Considering novel diagnostic approaches, one report described the benefits of using an intraoperative frozen-section biopsy for the auxiliary diagnosis of transmural intestinal intermediate T-cell lymphoma in a Golden Retriever [13]. The authors wanted to demonstrate the diagnostic benefits of performing a frozen-section biopsy during surgery, by facilitating early diagnosis, accelerating therapeutic decision-making, and allowing for a clinical approach tailored to the individual animal’s needs [13]. In another report, the use of dynamic contrast-enhanced magnetic resonance imaging (DCE-MRI) was assessed for its clinical benefits in dogs with masses of epithelial and mesenchymal origin, given its routine use in human medicine [14]. More specifically, a preliminary case series of four dogs with benign or malignant tumours of epithelial or mesenchymal origin were assessed using DCE-MRI, versus computed tomography or conventional magnetic resonance imaging.

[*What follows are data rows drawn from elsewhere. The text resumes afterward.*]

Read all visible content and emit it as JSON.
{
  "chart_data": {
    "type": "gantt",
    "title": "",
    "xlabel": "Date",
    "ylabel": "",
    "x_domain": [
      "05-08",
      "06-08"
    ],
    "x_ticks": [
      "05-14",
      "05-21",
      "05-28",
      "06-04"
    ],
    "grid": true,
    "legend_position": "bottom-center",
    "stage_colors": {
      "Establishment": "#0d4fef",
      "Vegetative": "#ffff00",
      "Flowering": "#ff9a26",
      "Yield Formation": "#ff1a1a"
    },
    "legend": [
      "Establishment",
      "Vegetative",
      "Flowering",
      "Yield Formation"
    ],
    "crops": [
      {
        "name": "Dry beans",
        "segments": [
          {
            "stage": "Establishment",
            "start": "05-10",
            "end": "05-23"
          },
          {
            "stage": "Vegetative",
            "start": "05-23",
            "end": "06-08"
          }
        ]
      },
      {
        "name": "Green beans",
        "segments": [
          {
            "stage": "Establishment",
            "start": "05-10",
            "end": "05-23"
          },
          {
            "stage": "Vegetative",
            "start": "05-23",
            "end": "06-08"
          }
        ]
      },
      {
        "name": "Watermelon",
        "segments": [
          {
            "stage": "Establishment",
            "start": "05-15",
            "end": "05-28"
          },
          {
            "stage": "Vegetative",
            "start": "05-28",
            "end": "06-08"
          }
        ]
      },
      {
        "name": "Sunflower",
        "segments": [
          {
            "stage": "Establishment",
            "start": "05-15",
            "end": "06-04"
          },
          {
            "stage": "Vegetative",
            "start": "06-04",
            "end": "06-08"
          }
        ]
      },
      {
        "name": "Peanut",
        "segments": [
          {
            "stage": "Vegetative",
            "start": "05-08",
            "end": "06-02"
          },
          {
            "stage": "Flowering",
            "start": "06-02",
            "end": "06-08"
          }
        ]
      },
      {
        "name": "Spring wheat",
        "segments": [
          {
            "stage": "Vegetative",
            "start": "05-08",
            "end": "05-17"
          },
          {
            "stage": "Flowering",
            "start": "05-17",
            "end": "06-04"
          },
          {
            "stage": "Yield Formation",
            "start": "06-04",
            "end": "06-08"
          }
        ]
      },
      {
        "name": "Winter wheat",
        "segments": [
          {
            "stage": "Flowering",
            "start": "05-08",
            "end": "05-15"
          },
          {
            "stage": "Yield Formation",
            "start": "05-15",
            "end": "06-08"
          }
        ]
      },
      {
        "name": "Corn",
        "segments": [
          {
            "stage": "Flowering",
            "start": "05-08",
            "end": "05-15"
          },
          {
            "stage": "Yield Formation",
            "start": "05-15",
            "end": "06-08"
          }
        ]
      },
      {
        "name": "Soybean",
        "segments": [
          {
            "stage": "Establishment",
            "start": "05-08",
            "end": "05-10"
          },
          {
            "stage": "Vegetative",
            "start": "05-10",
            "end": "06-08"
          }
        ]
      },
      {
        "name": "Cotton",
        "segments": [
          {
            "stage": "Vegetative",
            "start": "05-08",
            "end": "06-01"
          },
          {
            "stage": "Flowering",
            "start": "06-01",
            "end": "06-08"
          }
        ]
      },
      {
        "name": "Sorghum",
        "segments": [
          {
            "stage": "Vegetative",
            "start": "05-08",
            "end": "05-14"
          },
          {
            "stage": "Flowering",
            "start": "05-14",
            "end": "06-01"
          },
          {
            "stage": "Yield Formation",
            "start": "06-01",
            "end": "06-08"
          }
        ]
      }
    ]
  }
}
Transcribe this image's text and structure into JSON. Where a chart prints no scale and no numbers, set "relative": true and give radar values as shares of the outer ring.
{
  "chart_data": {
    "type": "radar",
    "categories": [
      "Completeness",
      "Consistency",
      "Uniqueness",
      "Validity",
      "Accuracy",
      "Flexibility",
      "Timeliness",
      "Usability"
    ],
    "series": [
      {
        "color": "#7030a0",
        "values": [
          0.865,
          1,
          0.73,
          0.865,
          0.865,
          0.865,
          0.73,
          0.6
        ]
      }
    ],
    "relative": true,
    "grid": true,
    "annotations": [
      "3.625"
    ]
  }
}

The findings suggested that K^trans (a quantitative DCE-MRI parameter that represents tissue perfusion/vascular permeability and is related to malignant potential of the tumour) could be used to provide information about lesion characteristics in dogs, as well as a biomarker for evaluating the malignancy of a mass [14].

Finally, in a case report of an Abyssinian cat with lameness for several months, radiographic examination of the hind limbs revealed hypertrophic osteopathy in several locations, and examination of the abdominal radiographs identified a mass on the left kidney as the primary disease; the kidney was removed, and the mass was diagnosed as a renal cell carcinoma (RCC) [15]. Two months post-surgery, the cat was started on a renal prescription diet, in consideration of the remaining right kidney, and a follow-up revealed that the periosteal hyperplasia in some of the bones had completely regressed, with a follow-up at 6 months post-surgery showing that although the remaining lesions had not decreased, there were still no signs of lameness. At 4.5 years post-surgery, the cat developed polyuria and polydipsia, with blood tests suggesting chronic kidney disease (CKD). The cat ultimately lived till 12.5 years post-surgery; thus, this is the first report of RCC associated with hypertrophic osteopathy in a cat, in which long-term survival was achieved through surgical treatment alone [15].

Taken together, this Special Issue offers a rich insight into our current understanding of the epidemiology, molecular profiling, biomarkers, clinical presentations, and treatment options (both current and potential strategies) for cancer in pet dogs and cats, as well as looking at the role these animals can play as models for cancer in humans, as part of the One Medicine concept.